Siryasius fut assailli par le souvenir de leur rencontre avec Amalia, une époque où Beatrix et lui l'avaient découverte, prisonnière des expériences d'un mage sans scrupules. L'adoption forcée, mais finalement bienvenue, de la fillette par Siryasius était un souvenir teinté d'une étrange chaleur.

Lorsque la porte s'ouvrit à nouveau, révélant Moon et Rizael, Siryasius les détailla avec une intensité renouvelée. Son regard s'attarda sur Rizael, dont le dédain semblait imprégner chaque fibre de son être.

Il sentit son cœur se serrer un peu plus, lorsqu'il remarqua un détail inhabituel chez son amant qui le rendit méfiant.

— Même enchaîné, tu causes des problèmes. Ton nouveau titre de Roi, émissaire de l'Archidiable, t'accorde le droit à un jugement, annonça Moon, sa voix empreinte d'une gravité officielle.

— Et quel est l'intérêt si ma tête est déjà destinée à tomber ? rétorqua Siryasius, son cynisme à peine voilé.

— Pour calmer ceux te soutenant. Nous avons reçu la visite d'araignées la nuit dernière qui se sont vengée de ce que nous avons fait à leurs sœurs. Je pense que si tu es exécuté froidement sans jugement, cela n'arrangera pas l'avenir de notre côté.

— Riz, tu es d'accord avec ça ? Tu vas enfin me tuer ?

— C'est ce que j'ai toujours voulu, répliqua Rizael, un frisson de résolution dans la voix.

Le froncement de sourcils de Siryasius arracha un sourire à ses geôliers.

— Quoi ? poursuivit Rizael. Tu as vraiment cru que j'avais des sentiments pour un monstre comme toi ? Tu es bien naïf. Je n'ai cherché qu'une chose : ma survie. J'ai caché ma répulsion à ton égard alors que-

— Qu'en a pensé ton père ? l'interrompit soudain Siryasius. Tu m'avais dit l'avoir revu à Orifleur. Est-il au courant de ta libération ?

Un échange de regards entre Rizael et Moon précéda la réponse du demi-elfe :

— Pas encore mais avec ta mort, ça ne serait tarder.

Un sourire énigmatique se dessina sur les lèvres de Siryasius, suivi d'un soupir apaisé.

— Il y a des choses que les héros ne se racontent pas entre eux.
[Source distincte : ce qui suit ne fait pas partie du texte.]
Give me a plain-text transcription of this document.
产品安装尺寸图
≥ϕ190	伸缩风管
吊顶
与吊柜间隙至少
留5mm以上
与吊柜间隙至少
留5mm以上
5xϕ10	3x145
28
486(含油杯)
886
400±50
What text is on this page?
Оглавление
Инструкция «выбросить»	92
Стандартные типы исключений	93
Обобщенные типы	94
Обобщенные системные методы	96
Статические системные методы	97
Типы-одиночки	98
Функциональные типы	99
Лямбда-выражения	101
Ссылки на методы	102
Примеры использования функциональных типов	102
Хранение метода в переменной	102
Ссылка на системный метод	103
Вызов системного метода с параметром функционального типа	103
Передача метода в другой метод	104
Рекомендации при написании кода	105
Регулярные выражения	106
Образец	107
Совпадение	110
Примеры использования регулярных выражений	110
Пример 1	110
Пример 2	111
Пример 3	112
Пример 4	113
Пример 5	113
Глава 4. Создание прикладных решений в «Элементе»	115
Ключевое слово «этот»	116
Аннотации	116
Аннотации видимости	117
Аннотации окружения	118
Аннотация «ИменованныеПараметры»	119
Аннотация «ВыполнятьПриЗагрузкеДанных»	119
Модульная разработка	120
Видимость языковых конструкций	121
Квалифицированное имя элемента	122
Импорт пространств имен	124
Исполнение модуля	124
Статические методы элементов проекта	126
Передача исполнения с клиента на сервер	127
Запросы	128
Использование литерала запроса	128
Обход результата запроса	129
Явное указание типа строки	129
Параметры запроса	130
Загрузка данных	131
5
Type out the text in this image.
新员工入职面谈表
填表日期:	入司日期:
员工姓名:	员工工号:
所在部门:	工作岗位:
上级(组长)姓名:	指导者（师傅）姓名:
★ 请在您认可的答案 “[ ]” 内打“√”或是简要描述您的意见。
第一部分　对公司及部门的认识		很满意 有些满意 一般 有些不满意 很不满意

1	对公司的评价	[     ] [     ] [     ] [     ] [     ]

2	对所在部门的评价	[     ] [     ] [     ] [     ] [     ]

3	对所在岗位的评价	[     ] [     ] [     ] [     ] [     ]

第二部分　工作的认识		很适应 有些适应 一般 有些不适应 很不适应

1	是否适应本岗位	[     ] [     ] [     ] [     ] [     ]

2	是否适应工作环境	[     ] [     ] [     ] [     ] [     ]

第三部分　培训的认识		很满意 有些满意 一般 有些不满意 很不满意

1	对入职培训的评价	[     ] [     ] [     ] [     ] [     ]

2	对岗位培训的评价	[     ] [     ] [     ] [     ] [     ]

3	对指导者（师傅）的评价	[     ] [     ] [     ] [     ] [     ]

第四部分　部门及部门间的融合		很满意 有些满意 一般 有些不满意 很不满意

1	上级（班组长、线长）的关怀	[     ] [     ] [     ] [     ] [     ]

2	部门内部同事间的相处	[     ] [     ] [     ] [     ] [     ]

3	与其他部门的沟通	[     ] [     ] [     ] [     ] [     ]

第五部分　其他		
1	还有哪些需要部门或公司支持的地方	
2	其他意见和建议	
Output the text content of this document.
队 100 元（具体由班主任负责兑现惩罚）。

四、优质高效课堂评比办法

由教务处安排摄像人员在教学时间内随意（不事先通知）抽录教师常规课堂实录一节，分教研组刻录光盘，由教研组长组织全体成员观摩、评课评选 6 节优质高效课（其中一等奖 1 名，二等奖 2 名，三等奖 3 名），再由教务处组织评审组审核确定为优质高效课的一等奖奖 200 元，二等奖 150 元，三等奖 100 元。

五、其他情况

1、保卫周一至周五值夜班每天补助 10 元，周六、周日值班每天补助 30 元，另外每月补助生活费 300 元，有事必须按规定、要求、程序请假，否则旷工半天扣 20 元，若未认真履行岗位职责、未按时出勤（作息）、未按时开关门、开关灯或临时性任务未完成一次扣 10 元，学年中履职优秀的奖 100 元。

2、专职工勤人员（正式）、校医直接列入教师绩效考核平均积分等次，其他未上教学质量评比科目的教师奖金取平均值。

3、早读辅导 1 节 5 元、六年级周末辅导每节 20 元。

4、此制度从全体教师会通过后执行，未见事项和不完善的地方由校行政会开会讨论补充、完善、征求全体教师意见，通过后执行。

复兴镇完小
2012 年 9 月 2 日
Des choses que l'on peut confier qu'à son ennemi capable de comprendre nos motivations sans nous juger.

— Que veux-tu dire ? demanda Rizael, la confusion teintant sa voix.

— Si tu n'as fait que me manipuler, prouve-le. Utilise ta dague, non pas pour me tuer, mais pour infliger la douleur. Après tout ce que nous avons partagé, je sais que tu en es capable, et cela pourrait même t'apporter une certaine satisfaction.

— C'est ainsi que tu souhaites que cela se termine ? lança Moon d'une voix calme, mais empreinte d'une autorité glaciale. Rizael n'a pas à t'obéir.

Un sourire sadique étira les lèvres de Siryasius ayant enfin le contrôle de la situation.

— Tu penses vraiment que vous pouvez me tromper ? Tu as commis une erreur en pensant que je ne verrais pas à travers ton masque. Tu n'es pas Rizael. Tu es juste un pâle reflet de ce qu'il est.

Moon jeta un regard interloqué à son compagnon, tandis que le faux Rizael tentait de dissimuler son malaise derrière un masque d'indifférence.

— Que racontes-tu ? cracha-t-il, feignant l'indignation.

— Rizael n'aurait jamais agi de cette manière. Il aurait eu le courage de me regarder dans les yeux, même dans les moments les plus sombres. Il aurait eu la force de ses convictions, pas la faiblesse de se cacher derrière des mensonges. De plus, il ne porte pas sa boucle d'oreille.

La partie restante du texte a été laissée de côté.